五日後,李卯一行人由船舶換乘馬車,洋洋灑灑卷起塵灰又是三四日,一行人終是到了湖州外八百裏的廉州懷化城。
此行一路奔襲,除開一日三餐旅居之外,近乎大部分時間都在趕路。
如今到了廉州見時間充足倒是可以稍作休憩。
李卯是打算在廉州青定關那頭與皇後分别,如今到了城裏倒是可以稍作小憩,也不着忙那般着急跟人分道揚镳。

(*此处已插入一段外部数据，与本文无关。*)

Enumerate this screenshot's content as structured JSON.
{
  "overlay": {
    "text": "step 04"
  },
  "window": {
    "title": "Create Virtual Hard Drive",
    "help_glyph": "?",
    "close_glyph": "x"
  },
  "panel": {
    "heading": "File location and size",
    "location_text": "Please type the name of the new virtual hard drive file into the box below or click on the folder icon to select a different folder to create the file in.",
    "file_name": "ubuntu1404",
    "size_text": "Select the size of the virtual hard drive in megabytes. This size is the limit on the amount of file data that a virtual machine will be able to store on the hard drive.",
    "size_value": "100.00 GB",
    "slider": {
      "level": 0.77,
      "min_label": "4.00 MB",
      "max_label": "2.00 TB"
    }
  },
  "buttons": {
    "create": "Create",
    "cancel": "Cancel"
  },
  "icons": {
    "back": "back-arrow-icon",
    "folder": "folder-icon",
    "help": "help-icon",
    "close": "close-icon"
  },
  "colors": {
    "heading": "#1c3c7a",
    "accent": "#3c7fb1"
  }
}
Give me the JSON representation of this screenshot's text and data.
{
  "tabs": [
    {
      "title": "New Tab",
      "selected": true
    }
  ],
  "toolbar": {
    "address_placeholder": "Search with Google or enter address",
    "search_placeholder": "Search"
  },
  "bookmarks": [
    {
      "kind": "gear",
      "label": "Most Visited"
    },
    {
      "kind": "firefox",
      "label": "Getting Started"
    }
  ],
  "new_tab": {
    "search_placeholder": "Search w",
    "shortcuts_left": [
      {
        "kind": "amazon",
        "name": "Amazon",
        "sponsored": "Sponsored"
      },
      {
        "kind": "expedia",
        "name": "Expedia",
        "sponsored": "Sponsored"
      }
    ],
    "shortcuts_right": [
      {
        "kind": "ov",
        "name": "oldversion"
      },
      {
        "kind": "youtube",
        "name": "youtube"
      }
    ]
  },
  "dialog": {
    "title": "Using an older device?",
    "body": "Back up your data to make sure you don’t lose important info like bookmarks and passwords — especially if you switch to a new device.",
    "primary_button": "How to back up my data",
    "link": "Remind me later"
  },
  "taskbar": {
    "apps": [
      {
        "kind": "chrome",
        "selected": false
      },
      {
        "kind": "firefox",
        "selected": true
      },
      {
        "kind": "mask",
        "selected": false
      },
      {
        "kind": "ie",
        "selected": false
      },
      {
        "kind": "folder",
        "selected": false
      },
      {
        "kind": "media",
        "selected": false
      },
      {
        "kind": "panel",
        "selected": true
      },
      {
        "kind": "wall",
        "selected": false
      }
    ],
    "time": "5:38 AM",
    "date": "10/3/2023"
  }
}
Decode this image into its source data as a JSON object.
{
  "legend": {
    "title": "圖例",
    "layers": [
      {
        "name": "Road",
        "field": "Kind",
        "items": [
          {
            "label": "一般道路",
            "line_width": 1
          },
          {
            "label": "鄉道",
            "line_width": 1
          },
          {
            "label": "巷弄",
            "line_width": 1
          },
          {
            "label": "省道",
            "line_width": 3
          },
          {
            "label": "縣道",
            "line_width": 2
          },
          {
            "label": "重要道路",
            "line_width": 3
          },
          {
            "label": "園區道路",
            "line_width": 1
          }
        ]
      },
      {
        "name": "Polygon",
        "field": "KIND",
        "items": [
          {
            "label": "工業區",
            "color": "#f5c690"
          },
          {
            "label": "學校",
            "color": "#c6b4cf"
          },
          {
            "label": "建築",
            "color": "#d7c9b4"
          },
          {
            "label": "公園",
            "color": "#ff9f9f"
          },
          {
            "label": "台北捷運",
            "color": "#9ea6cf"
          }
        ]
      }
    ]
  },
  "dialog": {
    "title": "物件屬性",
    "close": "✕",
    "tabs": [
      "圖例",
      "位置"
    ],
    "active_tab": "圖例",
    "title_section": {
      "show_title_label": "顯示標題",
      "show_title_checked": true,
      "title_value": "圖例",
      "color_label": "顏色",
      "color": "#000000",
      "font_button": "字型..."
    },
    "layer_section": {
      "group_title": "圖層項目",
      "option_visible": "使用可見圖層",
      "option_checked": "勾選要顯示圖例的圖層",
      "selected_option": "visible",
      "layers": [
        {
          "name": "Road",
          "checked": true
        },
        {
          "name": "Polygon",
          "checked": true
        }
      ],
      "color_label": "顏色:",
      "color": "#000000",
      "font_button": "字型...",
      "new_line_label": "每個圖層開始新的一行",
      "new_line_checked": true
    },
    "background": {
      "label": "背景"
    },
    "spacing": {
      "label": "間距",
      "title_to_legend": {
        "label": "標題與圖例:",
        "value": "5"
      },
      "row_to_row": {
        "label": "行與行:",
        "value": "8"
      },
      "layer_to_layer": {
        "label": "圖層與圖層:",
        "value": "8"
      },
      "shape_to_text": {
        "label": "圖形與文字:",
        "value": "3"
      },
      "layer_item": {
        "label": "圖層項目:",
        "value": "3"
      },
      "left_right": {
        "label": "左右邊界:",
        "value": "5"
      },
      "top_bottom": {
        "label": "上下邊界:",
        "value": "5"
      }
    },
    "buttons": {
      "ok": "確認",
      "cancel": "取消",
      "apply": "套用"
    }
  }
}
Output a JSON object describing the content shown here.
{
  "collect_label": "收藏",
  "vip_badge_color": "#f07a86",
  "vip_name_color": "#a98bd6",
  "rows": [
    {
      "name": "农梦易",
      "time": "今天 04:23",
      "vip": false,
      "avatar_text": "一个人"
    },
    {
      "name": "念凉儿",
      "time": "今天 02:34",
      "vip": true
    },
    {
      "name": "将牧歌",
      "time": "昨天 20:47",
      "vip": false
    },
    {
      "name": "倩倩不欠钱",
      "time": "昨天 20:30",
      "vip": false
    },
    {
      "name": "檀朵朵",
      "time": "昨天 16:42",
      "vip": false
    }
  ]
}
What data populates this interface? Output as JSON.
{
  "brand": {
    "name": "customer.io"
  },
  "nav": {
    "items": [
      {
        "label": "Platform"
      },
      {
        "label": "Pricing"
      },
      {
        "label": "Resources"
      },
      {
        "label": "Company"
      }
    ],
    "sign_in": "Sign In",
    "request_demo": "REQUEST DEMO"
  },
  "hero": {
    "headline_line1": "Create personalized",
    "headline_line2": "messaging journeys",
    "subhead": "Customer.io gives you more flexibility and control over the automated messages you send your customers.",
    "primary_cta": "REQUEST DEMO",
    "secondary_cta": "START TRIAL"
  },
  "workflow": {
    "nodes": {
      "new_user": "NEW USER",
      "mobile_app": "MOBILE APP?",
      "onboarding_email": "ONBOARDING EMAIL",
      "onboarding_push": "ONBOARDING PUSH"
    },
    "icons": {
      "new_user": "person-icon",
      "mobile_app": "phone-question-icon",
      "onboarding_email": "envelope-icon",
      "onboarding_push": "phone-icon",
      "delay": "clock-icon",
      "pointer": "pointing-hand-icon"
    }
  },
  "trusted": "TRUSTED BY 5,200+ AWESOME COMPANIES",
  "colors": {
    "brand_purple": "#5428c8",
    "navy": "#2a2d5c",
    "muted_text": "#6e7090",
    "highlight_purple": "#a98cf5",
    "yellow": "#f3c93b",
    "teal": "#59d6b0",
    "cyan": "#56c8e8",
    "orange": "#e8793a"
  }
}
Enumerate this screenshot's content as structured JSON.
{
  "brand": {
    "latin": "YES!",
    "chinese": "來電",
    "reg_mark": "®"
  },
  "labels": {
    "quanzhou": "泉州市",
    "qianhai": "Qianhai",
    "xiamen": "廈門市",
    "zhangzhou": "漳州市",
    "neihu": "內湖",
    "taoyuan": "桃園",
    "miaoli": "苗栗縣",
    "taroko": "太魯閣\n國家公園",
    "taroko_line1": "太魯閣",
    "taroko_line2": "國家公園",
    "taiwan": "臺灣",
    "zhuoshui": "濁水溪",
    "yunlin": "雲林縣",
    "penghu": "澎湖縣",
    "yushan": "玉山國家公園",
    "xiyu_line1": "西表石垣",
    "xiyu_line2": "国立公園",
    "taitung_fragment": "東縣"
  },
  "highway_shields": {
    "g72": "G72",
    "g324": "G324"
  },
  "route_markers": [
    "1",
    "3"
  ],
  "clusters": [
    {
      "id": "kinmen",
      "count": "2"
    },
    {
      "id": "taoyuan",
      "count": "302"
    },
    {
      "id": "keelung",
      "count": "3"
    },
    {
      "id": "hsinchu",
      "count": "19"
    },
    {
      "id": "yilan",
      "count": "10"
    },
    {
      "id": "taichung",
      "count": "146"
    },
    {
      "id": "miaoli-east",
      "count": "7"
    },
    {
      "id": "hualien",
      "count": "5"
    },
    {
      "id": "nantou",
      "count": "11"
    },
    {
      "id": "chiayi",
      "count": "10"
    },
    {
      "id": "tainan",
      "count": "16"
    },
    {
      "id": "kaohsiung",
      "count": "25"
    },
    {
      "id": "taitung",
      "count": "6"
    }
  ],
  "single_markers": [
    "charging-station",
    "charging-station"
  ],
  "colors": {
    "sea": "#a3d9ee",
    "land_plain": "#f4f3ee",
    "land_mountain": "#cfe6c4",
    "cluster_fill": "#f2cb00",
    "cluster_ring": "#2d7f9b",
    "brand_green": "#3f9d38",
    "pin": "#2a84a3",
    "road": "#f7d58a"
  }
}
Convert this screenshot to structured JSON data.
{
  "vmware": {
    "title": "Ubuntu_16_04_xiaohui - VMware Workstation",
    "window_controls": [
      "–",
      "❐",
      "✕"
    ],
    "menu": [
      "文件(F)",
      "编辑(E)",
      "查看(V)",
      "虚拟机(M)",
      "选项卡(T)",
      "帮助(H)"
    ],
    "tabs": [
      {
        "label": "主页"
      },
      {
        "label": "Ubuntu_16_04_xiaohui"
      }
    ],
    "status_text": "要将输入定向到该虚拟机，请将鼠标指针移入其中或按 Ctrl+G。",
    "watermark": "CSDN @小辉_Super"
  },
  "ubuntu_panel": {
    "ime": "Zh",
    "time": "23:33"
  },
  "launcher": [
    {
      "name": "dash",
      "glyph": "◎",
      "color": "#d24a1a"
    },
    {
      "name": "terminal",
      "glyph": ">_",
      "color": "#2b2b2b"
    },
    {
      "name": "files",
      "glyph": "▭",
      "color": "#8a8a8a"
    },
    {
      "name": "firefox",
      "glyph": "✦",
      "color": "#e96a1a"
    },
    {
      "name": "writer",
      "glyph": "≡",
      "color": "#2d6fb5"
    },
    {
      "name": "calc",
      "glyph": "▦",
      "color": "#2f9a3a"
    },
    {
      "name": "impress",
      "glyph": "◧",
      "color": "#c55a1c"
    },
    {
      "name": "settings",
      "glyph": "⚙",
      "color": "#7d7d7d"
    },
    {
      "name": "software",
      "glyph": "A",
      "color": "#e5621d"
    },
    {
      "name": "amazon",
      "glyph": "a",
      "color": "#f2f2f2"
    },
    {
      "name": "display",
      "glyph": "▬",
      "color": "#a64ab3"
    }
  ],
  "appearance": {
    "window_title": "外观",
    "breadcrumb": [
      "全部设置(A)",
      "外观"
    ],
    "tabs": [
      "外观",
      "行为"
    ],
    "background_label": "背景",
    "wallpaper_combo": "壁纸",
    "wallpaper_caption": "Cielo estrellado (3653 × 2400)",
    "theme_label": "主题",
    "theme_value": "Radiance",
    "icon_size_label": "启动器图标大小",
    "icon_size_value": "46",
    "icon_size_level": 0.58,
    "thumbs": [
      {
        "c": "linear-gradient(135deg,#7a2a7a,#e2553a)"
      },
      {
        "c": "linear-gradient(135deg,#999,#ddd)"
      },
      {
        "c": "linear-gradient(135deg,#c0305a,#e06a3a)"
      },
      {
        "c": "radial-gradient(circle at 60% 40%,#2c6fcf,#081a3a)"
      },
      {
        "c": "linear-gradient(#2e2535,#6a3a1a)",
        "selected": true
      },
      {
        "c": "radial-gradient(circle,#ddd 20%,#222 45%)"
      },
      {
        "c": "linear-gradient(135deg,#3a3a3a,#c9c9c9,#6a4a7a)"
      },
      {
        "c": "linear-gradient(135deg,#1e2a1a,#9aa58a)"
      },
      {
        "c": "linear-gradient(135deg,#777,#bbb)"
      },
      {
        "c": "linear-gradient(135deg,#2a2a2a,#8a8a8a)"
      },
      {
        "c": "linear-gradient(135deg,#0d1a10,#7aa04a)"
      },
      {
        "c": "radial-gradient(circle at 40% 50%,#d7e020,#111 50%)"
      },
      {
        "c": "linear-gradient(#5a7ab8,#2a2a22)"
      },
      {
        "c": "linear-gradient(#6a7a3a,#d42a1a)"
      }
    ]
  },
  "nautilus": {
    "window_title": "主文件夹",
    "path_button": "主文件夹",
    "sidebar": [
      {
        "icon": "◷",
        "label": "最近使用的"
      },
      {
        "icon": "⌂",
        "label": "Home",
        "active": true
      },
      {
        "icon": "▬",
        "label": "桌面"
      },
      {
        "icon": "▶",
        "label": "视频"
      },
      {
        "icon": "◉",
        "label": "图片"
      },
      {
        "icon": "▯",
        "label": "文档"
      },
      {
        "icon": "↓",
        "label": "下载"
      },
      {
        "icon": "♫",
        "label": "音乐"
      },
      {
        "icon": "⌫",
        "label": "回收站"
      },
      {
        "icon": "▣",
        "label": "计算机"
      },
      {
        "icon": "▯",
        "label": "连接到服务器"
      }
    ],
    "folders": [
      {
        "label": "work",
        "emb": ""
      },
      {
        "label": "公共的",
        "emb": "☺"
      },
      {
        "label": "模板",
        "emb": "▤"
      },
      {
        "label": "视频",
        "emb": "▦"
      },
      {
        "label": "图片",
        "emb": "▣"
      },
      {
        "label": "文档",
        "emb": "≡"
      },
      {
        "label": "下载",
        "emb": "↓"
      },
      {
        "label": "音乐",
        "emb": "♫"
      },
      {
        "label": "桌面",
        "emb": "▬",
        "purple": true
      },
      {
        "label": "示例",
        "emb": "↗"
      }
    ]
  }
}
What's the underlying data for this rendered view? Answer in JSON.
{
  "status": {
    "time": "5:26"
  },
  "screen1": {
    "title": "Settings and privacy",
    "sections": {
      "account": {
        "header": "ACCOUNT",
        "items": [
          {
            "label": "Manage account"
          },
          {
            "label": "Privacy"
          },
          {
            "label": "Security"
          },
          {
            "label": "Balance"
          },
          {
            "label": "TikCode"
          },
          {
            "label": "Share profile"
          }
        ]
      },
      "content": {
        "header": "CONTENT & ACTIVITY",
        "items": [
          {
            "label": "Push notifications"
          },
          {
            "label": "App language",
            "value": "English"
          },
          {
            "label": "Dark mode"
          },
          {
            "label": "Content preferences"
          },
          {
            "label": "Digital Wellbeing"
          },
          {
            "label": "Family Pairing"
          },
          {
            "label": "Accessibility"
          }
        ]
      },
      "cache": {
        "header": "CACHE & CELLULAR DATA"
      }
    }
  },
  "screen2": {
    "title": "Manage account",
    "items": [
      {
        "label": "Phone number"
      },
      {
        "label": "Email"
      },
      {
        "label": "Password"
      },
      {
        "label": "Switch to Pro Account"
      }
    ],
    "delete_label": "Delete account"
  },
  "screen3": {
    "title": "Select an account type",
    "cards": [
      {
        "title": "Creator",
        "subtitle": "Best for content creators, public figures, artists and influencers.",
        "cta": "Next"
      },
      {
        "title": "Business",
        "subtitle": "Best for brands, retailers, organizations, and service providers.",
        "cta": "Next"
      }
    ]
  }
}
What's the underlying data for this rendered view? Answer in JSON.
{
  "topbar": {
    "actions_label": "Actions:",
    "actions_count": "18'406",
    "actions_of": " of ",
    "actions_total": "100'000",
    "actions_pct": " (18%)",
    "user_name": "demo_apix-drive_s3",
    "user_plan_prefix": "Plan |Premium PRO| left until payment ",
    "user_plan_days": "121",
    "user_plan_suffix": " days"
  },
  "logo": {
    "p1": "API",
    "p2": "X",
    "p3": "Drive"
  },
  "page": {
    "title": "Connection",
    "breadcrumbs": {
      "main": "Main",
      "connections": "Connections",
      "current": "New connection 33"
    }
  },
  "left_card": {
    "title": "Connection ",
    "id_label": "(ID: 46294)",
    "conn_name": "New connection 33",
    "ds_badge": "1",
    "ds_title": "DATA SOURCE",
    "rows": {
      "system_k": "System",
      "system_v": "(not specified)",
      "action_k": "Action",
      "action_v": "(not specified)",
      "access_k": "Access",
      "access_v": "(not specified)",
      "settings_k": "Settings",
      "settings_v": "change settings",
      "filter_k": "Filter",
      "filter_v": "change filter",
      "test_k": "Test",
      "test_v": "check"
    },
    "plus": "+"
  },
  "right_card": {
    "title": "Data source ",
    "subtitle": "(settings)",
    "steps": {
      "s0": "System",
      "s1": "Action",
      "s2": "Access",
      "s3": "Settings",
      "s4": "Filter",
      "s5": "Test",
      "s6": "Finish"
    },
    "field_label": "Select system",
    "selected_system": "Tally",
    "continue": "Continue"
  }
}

懷化城内,一家街坊路邊面館内,白衣帷帽男女在有些年代的黃方桌邊落座。
旁遭店家招呼食客,門前那面鍋煮的是熱氣騰騰。
這家酒館黃姓老闆乃是中原人,多年前遷徙過來廉州,一手撈面條雖然看起來平平無奇,但倒是頗讨人胃口。
況且價格平民,一碗頂了天要溢出來的面也就收你五文錢。
味道則不似江南那般淡,也不似西北那邊好辣油膩,就是原湯化原食,吃的熱氣舒服。
李卯顧及皇後可能不喜葷腥油膩,便相中這家賣酒的面館,一人要了碗番茄雞蛋撈面便坐下。
面還沒上,店裏生意極好,到處吆喝的,下工的漢子頗有氣力。
嘈雜裏頭,李卯取出一方手帕将店家筷子抽出來仔細擦了擦,遞給裴圓圓。
自己則大大咧咧就這般用了,放在面湯碗上。
裴圓圓接過筷子,稍有詫異,似是不懂李卯出身華貴,竟然也能在這種亂糟糟的蒼蠅館子裏坐下。
她倒是無所謂,小時候本就是民女出身,現今也不過是回了之前那生活。
她反倒還覺得這環境更自在些,更讓人着迷些。
裴圓圓餘光瞄着李卯。
噔——
店家黃老闆一手一碗面,走到兩人跟前将飯碗放下,慈和一笑:“兩位客官打扮不凡,區區粗面兩碗,還望莫要嫌棄。”
李卯擺擺手回笑道:“好說。”
裴圓圓看着面前蔥白茄紅的撈面,下意識便要去取面上的帷帽,隻不過下一秒又頓住,頗無奈透過面紗望向李卯。
平日他們也沒在這種人多眼雜的環境裏吃過飯。
李卯手中筷子頓住,心領神會起身将屁股挪到了裴圓圓那一條凳邊,貼着坐下後幫着撩起那遮掩唇邊的紗幔,輕聲道:“夫人不用擔心,隻露出嘴别人看不出來什麽端倪。”
裴圓圓稍一猶豫,盯了李卯片刻,還是低頭夾起幾根裹滿鹹鮮湯汁的面送入粉唇中,小口咬斷小口嚼,若不細看還真瞧不出來那腮幫子在動彈,主打一個慢條斯理,風雅矜持。
李卯倒也不着忙,頗感有意思盯着瞧。
“待用過餐,到了青定關,我就命人護送娘娘回京。”李卯冷不防輕聲道。
裴圓圓停下咀嚼面條,帷幔下桃花美眸垂了垂,微乎其微嗯了一聲。
李卯細心給裴圓圓唇邊一點湯汁拭去,裴圓圓身子頓了頓,随後叨起一筷子白面擡眸看向李卯。
“給。”
李卯一愣,旋即搖搖頭道:“你先吃,我待會兒再吃也一樣...”
但話沒說完,裴圓圓就将筷子送了過來,李卯見那不容質疑的模樣,無奈下隻好張嘴接下。
那上頭還有清晰可辨的津液...雖然之前沒少換過,但當時也隻是情急之下。
李卯一面嚼一面苦笑:“夫人你這是作何。”
裴圓圓卻覺得沒什麽不妥,回道:“我吃不下那麽多。”
一邊那靠在露天鍋台前煮面的黃姓店家看在眼中,呵呵直笑道:“兩位客官倒是好閑情,一般來我這店裏的都是些糙漢莽夫,真不常見您二位這麽慢條斯理細緻的人物。”